C’est que Shevchuk n’a jamais cherché à bien se faire voir par ses dirigeants. Durant les années 80, sa formation n’a jamais été validée par le parti, le contraignant aux réseaux underground et clandestins. Pourtant, après la fin de l’URSS, DDT est le seul de ces groupes à accéder à une immense popularité, malgré un refus de se soumettre aux canons pop (notamment le chant en playback). Il faut dire que le chanteur est l’un des meilleurs songwriters du lot. Un talent qu’il a toujours mis au service de son pacifisme.

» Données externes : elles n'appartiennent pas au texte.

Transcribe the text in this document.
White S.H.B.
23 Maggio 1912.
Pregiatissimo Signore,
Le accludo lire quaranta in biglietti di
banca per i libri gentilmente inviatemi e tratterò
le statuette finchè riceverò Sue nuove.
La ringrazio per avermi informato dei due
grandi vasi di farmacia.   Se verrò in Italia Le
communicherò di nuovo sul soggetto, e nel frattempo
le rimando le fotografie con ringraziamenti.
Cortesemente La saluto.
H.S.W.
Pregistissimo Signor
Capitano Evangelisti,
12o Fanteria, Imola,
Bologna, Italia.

À la manière du leader de U2 (avec qui il a partagé la scène en 2010), on le retrouve en 1995 dans une Tchétchénie en pleine guerre avec la Russie. Là, il donne une cinquantaine de concerts, tant pour les soldats russes que les citoyens tchétchènes. Dès les années 80, il composait la chanson Ne Strelyai (“Ne Tirez Pas”) en réaction à l’intervention soviétique en Afghanistan. Un titre qu’il pourra malheureusement recycler, notamment en 2008 lors de concerts contre la guerre en Géorgie, et encore dernièrement pour l’Ukraine.

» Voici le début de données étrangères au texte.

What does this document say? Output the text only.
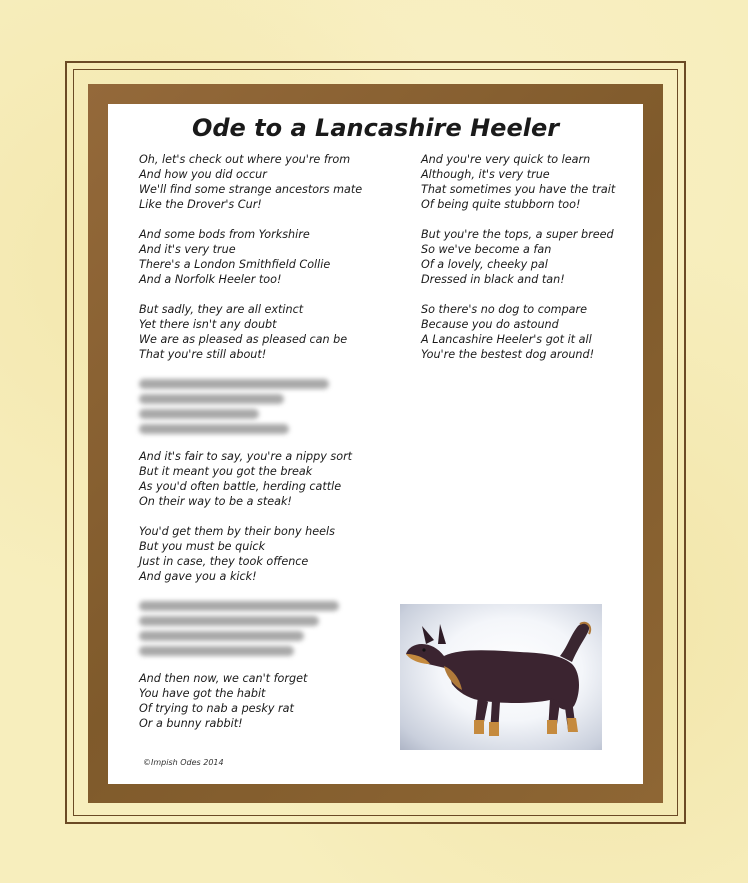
Ode to a Lancashire Heeler
Oh, let's check out where you're from
And how you did occur
We'll find some strange ancestors mate
Like the Drover's Cur!
And some bods from Yorkshire
And it's very true
There's a London Smithfield Collie
And a Norfolk Heeler too!
But sadly, they are all extinct
Yet there isn't any doubt
We are as pleased as pleased can be
That you're still about!
And it's fair to say, you're a nippy sort
But it meant you got the break
As you'd often battle, herding cattle
On their way to be a steak!
You'd get them by their bony heels
But you must be quick
Just in case, they took offence
And gave you a kick!
And then now, we can't forget
You have got the habit
Of trying to nab a pesky rat
Or a bunny rabbit!
And you're very quick to learn
Although, it's very true
That sometimes you have the trait
Of being quite stubborn too!
But you're the tops, a super breed
So we've become a fan
Of a lovely, cheeky pal
Dressed in black and tan!
So there's no dog to compare
Because you do astound
A Lancashire Heeler's got it all
You're the bestest dog around!
©Impish Odes 2014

Car si le régime a changé, les méthodes sont restées les mêmes, selon lui. Dès son accession au pouvoir, Poutine ne lui inspire aucune confiance. En 2008, il participe aux “Marches de la défiance”, critiquant directement l’absence de démocratie du pays. Mais le grand public retient surtout son apparition télévisée de 2010, alors qu’il fait directement face à un Poutine alors redevenu premier ministre. Brisant tout protocole, il interpelle le dictateur sur la censure et la répression policière de son régime. De quoi définitivement l’installer comme un héros de la résistance. Avec lui, l’esprit rock conserve tout son sens. Car comme il le résume : “Le rock est la musique des gens libres. Ce n’est pas une question de politique. C’est avoir sa propre opinion et ne pas faire ce qu’on vous dit de faire”.